At stake is a break fee equal to 10% of Halliburton’s market cap, $3.5 billion, that Halliburton must pay to Baker Hughes, and there are rumours that Baker Hughes is preparing to walk away if the DOJ doesn’t make a decision by the end of the month.
Baker Hughes has been trading at a significant discount to Halliburton’s offer price.
Schlumberger is the world’s largest oil field service provider, while Halliburton and Baker Hughes are the second and third largest oil field service companies in the world.
Schlumberger announced its merger with Cameron in November 2015, one year after Halliburton approached Baker Hughes, and successfully closed it just one month late.

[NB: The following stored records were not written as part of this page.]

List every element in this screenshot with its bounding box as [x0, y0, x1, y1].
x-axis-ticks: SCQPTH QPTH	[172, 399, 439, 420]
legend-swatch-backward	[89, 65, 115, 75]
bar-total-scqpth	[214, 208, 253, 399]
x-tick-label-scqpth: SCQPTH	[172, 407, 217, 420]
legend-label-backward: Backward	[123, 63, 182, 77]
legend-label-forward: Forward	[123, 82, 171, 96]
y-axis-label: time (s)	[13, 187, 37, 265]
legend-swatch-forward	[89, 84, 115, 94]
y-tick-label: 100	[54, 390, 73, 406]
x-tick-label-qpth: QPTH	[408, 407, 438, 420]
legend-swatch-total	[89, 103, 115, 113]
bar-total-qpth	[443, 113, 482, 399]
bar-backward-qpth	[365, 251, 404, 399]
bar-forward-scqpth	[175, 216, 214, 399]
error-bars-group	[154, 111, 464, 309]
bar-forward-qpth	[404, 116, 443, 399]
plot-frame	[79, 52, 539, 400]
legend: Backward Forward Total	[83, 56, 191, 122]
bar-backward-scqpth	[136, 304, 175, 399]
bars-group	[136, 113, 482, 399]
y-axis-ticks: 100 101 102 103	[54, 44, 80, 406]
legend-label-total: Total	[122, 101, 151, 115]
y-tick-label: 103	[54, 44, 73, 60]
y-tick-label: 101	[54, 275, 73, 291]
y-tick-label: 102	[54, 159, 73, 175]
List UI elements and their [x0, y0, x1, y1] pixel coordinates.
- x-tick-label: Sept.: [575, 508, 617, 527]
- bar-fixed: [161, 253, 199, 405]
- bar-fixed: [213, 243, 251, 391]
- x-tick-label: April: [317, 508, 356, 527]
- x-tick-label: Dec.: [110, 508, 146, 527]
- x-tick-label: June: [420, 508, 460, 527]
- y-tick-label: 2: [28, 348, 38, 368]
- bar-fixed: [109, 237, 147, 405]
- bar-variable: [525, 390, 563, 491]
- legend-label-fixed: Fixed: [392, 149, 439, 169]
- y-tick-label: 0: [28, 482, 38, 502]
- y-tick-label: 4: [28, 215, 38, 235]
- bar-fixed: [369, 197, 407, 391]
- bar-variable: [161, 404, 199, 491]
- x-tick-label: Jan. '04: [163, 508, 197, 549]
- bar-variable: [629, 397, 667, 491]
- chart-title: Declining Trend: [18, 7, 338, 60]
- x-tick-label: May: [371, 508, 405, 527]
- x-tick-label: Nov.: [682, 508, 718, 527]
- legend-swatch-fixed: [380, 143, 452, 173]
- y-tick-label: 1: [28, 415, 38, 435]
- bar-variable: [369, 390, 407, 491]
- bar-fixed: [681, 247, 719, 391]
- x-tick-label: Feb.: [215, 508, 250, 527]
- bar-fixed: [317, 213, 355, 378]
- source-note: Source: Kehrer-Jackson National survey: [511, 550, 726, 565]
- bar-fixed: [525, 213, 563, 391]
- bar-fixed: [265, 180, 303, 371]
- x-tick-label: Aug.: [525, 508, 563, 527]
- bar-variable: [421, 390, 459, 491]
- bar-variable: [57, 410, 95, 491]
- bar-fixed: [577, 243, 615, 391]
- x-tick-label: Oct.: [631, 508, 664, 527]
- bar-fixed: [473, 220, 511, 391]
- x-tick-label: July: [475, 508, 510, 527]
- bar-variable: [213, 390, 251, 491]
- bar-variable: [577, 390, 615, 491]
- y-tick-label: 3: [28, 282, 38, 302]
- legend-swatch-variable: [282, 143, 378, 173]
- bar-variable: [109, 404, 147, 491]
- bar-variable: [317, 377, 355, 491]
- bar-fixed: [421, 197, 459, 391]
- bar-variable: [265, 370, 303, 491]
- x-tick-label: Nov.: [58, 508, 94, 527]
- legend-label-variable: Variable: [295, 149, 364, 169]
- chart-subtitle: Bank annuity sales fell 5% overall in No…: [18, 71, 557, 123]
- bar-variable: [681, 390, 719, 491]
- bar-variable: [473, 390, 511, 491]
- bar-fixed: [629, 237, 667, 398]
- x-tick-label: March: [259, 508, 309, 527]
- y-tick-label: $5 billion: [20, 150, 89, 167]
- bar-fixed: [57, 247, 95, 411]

The Halliburton deal has received regulatory clearance in Canada, Colombia, Ecuador, Kazakhstan, South Africa and Turkey, but some big oil companies are also pushing back against it.
Total CEO Patrick Pouyanne might ultimately take the fall for the failure of the Halliburton-Baker Hughes merger, because last week he warned the marriage will result in less competition.
Pouyanne complained that the planned tie-up of the world's second- and third-largest oil services providers is not good news for explorers and producers.
"Obviously when you have less competition in service providers, I'm not in favour," Pouyanne said at the Scotia Howard Weil Energy Conference in New Orleans.
It is understood that both Angola's state oil producer and Chevron Corporation have also complained that the tie-up could raise prices or in some cases, result in a reduction services.
At the same time the DOJ has decided to sue hedge fund ValueAct, alleging it took large stakes in Halliburton and Baker Hughes with plans to influence the deal but didn’t disclose its stake to regulators.
The lawsuit, which says ValueAct used its access to senior Halliburton and Baker Hughes executives to formulate merger and other strategies, said a civil penalty of "at least $US19 million" was appropriate.
ValueAct rejected the government’s claims and vowed to “vigorously defend” its position.